Quadrature Compressive Sampling for Multiband Radar Echo Signals

Abstract

In multiband/multifunction radars, the received echoes are usually multiband signals consisting of several subbands with different carrier frequencies. Digital acquisition of the in-phase and quadrature ( ${I}$ and ${Q}$ ) components of each subband is important for the extraction of radar targets. However, the existing acquisition methods are inefficient because their sampling rates are at least twice of the effective bandwidth, also known as the Landau rate. In this paper, we merge the quadrature compressive sampling into the uniform sampling technique for multiband signals, and develop a multiband quadrature compressive sampling (MQuadCS) system.

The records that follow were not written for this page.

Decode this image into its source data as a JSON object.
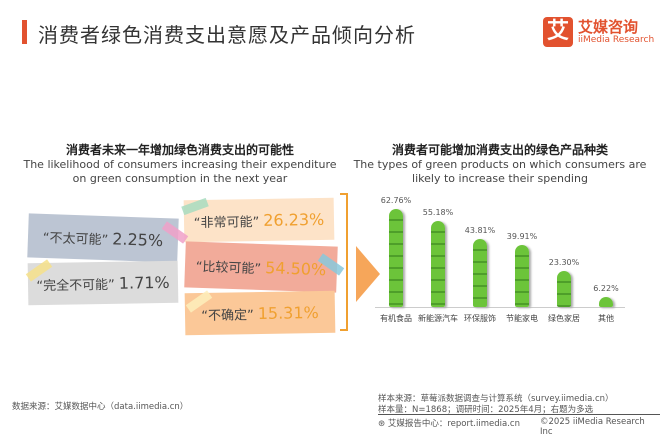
{
  "header": {
    "title": "消费者绿色消费支出意愿及产品倾向分析",
    "logo_mark": "艾",
    "logo_cn": "艾媒咨询",
    "logo_en": "iiMedia Research",
    "brand_color": "#e2522f"
  },
  "left": {
    "title_cn": "消费者未来一年增加绿色消费支出的可能性",
    "title_en_1": "The likelihood of consumers increasing their expenditure",
    "title_en_2": "on green consumption in the next year",
    "items": [
      {
        "label": "“非常可能”",
        "value": "26.23%"
      },
      {
        "label": "“比较可能”",
        "value": "54.50%"
      },
      {
        "label": "“不确定”",
        "value": "15.31%"
      },
      {
        "label": "“不太可能”",
        "value": "2.25%"
      },
      {
        "label": "“完全不可能”",
        "value": "1.71%"
      }
    ]
  },
  "right": {
    "title_cn": "消费者可能增加消费支出的绿色产品种类",
    "title_en_1": "The types of green products on which consumers are",
    "title_en_2": "likely to increase their spending"
  },
  "chart_data": {
    "type": "bar",
    "categories": [
      "有机食品",
      "新能源汽车",
      "环保服饰",
      "节能家电",
      "绿色家居",
      "其他"
    ],
    "values": [
      62.76,
      55.18,
      43.81,
      39.91,
      23.3,
      6.22
    ],
    "labels": [
      "62.76%",
      "55.18%",
      "43.81%",
      "39.91%",
      "23.30%",
      "6.22%"
    ],
    "bar_color": "#6cc43a"
  },
  "footer": {
    "source_left": "数据来源：艾媒数据中心（data.iimedia.cn）",
    "sample_source": "样本来源：草莓派数据调查与计算系统（survey.iimedia.cn）",
    "sample_size": "样本量：N=1868；调研时间：2025年4月；右题为多选",
    "report": "艾媒报告中心：report.iimedia.cn",
    "copyright": "©2025  iiMedia Research  Inc"
  }
}
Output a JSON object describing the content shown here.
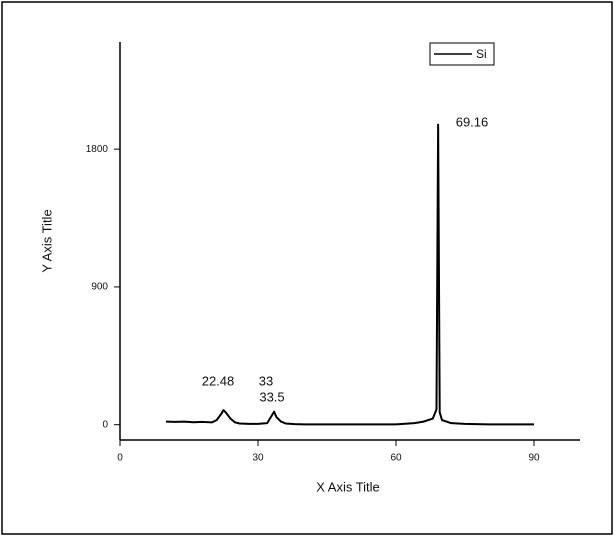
{
  "chart_data": {
    "type": "line",
    "x_label": "X Axis Title",
    "y_label": "Y Axis Title",
    "x": [
      10,
      12,
      14,
      16,
      18,
      20,
      21,
      22,
      22.48,
      23,
      24,
      25,
      26,
      28,
      30,
      32,
      33,
      33.5,
      34,
      35,
      36,
      38,
      40,
      45,
      50,
      55,
      60,
      64,
      66,
      68,
      68.8,
      69.16,
      69.5,
      70,
      72,
      75,
      80,
      85,
      90
    ],
    "series": [
      {
        "name": "Si",
        "color": "#000000",
        "values": [
          20,
          18,
          20,
          16,
          18,
          15,
          30,
          70,
          95,
          80,
          40,
          15,
          8,
          5,
          5,
          10,
          60,
          85,
          50,
          20,
          8,
          4,
          2,
          2,
          2,
          2,
          2,
          10,
          20,
          40,
          100,
          1960,
          80,
          30,
          10,
          5,
          2,
          2,
          2
        ]
      }
    ],
    "annotations": [
      "22.48",
      "33",
      "33.5",
      "69.16"
    ],
    "xlim": [
      0,
      100
    ],
    "xticks": [
      0,
      30,
      60,
      90
    ],
    "ylim": [
      -100,
      2500
    ],
    "yticks": [
      0,
      900,
      1800
    ],
    "legend": "upper right"
  }
}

The MQuadCS system first applies the random modulation to generate a compressive multiband signal, and then utilizes the uniform sampling to output the samples of the compressive multiband signal at its Landau rate. As the Landau rate of the compressive multiband signal is much less than that of the received echo, the MQuadCS achieves the sub-Landau rate sampling. With the assumption of sparse targets, the $I$ and $Q$ components of each subband can be independently recovered by the corresponding samples separated from the compressive multiband samples. For the independent recovery, we establish the model of MQuadCS system parameters and provide a sufficient condition to ensure the existence of the system parameters. To guarantee successful recovery of each subband, we introduce the frequency domain representation of the MQuadCS and then derive the reconstructability condition via restricted isometry property analysis. Furthermore, we design a system parameter optimization scheme to improve the recovery performance. Theoretical analyses and simulations validate the efficiency of the MQuadCS system.